I was at the annual conference of Consortium of Liberal Arts Colleges (CLAC) last week. It is a really fun conference, where you get to meet colleagues from other small liberal arts colleges and exchange notes. Wellesley was well represented in terms of presentations, one of them that included remote presentations. The conference website is a good place to check out the schedule and other information such as the twitter feed and photos from the three days. Wellesley had a total of 5 presentations. My two presentations were well attended and the attendees had some really good and probing questions.
The two keynotes were very interesting. One was by James Higa, who was the “right-hand man” for Steve Jobs in Apple. Since James requested that we do not discuss his presentations in public, I won’t. Angel Mendez, who is the senior VP for transformation at Cisco, gave an excellent presentation on a variety of topics. He was sharing a lot of the information from Mary Meeker’s 2015 Internet Trends. The numbers are sometimes beyond comprehension, especially when it comes to the growth in data storage and big data that is being generated. It is very clear that small institutions like us are simply not positioned to support these internally – we simply do not have the human and financial resources. This is why taking advantage of external resources, or relying on hosted services comes into picture, something we have been successful in doing.
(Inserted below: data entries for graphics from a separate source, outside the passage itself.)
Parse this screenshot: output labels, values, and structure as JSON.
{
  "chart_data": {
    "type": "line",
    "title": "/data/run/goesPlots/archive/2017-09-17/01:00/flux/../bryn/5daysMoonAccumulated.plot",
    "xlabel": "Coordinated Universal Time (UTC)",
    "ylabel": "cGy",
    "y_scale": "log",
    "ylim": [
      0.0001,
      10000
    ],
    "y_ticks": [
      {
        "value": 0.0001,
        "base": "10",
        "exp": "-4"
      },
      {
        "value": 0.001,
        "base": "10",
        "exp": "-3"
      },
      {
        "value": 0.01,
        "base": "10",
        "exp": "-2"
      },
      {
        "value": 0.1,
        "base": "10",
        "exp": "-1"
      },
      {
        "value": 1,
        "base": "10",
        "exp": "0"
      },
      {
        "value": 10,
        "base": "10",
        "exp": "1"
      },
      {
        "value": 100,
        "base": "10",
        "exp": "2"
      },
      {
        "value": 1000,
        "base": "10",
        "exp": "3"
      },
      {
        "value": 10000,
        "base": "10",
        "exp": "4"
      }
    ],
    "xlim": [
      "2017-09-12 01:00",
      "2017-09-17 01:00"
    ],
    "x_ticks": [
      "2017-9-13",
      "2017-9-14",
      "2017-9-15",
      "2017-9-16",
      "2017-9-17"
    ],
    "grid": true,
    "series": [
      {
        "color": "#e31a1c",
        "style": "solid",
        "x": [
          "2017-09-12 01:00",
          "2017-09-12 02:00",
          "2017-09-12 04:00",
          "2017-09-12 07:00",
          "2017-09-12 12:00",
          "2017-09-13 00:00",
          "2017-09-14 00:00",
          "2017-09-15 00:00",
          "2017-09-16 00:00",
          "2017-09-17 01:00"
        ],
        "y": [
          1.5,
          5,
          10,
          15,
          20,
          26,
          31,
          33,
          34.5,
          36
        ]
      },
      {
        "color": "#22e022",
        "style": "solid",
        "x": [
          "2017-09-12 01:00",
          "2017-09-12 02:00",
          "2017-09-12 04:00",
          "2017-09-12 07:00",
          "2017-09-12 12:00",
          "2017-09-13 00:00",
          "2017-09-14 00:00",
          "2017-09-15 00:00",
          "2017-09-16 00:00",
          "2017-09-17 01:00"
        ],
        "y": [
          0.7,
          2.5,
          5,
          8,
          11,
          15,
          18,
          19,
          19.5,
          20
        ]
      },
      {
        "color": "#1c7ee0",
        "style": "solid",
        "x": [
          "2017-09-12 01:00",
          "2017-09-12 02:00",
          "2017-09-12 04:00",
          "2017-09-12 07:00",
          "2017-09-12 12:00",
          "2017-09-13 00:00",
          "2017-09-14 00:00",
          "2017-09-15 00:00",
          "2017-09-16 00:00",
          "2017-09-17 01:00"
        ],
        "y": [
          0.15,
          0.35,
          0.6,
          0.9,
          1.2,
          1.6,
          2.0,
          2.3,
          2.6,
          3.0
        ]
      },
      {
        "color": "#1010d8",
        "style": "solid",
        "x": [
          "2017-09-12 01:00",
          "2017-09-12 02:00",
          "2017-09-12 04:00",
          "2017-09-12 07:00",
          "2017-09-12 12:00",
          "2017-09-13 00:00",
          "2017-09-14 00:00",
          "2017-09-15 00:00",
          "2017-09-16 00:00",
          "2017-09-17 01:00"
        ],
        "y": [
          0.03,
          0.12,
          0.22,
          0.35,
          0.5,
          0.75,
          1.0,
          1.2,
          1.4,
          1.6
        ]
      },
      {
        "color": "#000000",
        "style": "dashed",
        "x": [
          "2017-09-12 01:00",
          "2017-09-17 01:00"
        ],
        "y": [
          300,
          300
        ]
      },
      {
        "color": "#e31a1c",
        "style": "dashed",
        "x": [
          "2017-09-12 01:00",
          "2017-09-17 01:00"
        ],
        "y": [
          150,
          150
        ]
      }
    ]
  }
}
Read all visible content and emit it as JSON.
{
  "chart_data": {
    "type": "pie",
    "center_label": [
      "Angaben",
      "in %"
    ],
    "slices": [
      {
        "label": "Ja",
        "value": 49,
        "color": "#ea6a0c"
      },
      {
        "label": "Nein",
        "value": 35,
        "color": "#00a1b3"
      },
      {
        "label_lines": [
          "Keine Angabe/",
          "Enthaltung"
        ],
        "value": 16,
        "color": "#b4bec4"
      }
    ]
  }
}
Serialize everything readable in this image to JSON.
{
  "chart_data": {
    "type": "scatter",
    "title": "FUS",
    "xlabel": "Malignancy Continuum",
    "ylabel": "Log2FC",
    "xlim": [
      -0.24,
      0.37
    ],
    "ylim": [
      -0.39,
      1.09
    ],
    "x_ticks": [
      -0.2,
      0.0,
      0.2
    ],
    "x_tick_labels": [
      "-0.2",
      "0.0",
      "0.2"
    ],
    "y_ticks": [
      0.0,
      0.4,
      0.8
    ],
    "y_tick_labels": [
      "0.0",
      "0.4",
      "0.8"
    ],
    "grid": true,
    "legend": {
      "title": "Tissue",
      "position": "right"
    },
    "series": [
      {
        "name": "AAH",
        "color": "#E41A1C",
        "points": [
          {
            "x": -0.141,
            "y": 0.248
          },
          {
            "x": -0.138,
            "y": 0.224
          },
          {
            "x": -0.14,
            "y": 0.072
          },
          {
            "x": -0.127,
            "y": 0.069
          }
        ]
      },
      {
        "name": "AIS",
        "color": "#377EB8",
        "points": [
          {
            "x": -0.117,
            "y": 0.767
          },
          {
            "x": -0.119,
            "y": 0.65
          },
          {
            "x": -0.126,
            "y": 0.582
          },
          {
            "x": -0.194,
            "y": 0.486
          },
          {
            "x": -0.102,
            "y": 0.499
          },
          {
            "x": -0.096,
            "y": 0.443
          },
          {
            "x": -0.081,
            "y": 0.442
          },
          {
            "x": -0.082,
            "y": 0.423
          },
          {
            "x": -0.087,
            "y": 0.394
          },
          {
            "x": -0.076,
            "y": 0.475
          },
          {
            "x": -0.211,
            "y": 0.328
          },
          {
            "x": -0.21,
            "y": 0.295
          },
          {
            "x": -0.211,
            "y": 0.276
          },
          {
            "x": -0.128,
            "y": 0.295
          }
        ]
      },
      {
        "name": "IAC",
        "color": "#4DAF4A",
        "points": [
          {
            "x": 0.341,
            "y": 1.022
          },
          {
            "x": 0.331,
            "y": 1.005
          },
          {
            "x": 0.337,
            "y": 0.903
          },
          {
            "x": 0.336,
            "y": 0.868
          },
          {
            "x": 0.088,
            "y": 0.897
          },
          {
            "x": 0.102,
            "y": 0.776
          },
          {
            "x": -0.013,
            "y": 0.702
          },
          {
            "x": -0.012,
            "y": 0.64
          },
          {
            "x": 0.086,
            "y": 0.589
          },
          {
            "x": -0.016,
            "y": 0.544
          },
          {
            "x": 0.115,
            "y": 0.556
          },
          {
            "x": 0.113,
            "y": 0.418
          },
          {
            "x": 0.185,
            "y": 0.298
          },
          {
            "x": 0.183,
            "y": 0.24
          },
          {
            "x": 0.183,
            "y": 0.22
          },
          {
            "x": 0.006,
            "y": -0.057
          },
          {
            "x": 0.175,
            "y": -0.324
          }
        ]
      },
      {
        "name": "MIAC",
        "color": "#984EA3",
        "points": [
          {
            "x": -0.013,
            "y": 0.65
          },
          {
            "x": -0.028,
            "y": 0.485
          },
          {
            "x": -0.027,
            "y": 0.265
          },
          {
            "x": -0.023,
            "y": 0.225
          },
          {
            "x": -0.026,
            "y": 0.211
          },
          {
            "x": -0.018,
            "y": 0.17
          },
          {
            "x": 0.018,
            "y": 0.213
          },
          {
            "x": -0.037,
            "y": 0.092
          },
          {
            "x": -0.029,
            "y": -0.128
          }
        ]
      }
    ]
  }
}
In addition, consortia like CLAC provide a venue for us to collaborate and work together in choosing similar platforms and infrastructure. Angel’s call for action to the CIOs included “Stay current – engage experts, participate & study; Foster the digital learning of your constituents; Speak the language of the institution; Collaborate, break the silos; Allow the stakeholders to learn what is possible”. Right on! Every one of these is what we have been trying to do and have been pretty successful in many of these areas. One advice he gave is for the CIOs to do something hands on. As many of you know, I am a firm believer of this not just for myself, but also for every manager in the organization.
I am very happy to report that based on an informal benchmark, we are doing great! However, we can aspire to do a lot more and that will be the plan for the upcoming year.